Gerek gördüğüm sürece defalarca söylerim.
Carlotta’ya göre bu tanrının bir lütfuydu. O, zafere
ulaşabilmek için elindeki her kartı kullanan tipte bir insandı. Aslında
esnekliği, en baştan bu operasyonun baş komutanı olarak seçilmesinin iki
sebebinden biriydi. Diğeri ise gücüydü, kudretli biri olmasıydı.
İlginç bir şekilde, kral çoktan güvendeydi. Görevin en zor
kısmı, adamları bu işin zorluğunun daha anlayamadan, bitmişti. Düşman
gözlemcisini kovalaması gereken maskeli adam, çoktan ilerlemiş ve nedendir
bilinmez, kralı kurtarmıştı.
Ve her ne kadar bu harika bir haber olsa da görünüşe göre
her şey umduğu kadar sorunsuz ilerlemeyecekti. Majesteleri, görevin geri
kalanında ona ve takımına eşlik etmek istediğini söylemişti. Ve gerçekten de
böyle olmuştu. Doğrusu Carlotta, hükümdarın bu kararını can sıkıcı bulmuştu.
Kararına uymak dışında başka çaresinin olmaması, ona koca bir baş ağrısı
veriyordu. Ona bağırıp, güvenli bir yere gitmesini söylemek istiyordu, ama yapamazdı.
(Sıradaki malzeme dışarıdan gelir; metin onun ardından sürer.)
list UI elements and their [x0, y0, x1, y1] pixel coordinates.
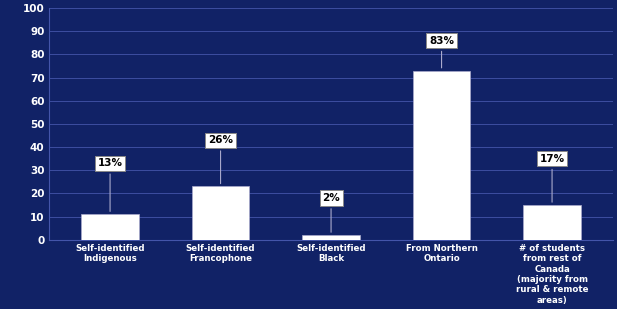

Kararı kesindi ve fikrini değiştirmeye çalışmanın inanılmaz zor olduğu da
belliydi. O ve şövalyelerinin, kendi güvenliklerine mal olsa bile, ona eşlik
etmekten başka seçenekleri yoktu. Bu kararının eninde sonunda adamlarından
birkaç tanesinin hayatına mal olması muhtemeldi. *
Carlotta’nın bir diğer hesap hatası da saldırganın görünüşü,
yanındaki kızın kendi kadar endişelenmesine neden olmuştu. Maceracılar Loncası,
başından beri tüm bu politik duruma müdahil olmayan bir yaklaşım takınmıştı. Ve
tarafsız kalmaları gerekiyordu. Ama görünüşe göre, kalmamışlardı.
“Eğer maskeli adam gözlemlerimden anladığım kadar güçlüyse,
sanırım o zaman en azından mücadele edebilir.” İçinden iyice bir düşündükten
sonra, Carlotta sonunda yanıt verebilmişti. “Ve eğer taşıdığı silah en alışkın
olduğu silahsa, dedikleri muhtemelen doğru. Ona yardımcı olmaya çalışmak, ona
ayak bağı olmak olur.”
Dev kılıç, Carlotta’nın ilgisini çekebilecek kadar iyi bir
parçaydı. Kavisli, tek taraflı kılıç, ona bakan herkesi büyüleyebilecek kadar
güzeldi. Boyutunun avantajları olduğu kadar dezavantajları da vardı, ki
bunlardan biri de destek alamıyor olmaktı. Karşısındaki rakibine yapacağı bir
saldırı sırasında, ona yardım edenlerden birini yanlışlıkla ikiye böldüğü bir
senaryoyu kafasında kolaylıkla hayal edebiliyordu.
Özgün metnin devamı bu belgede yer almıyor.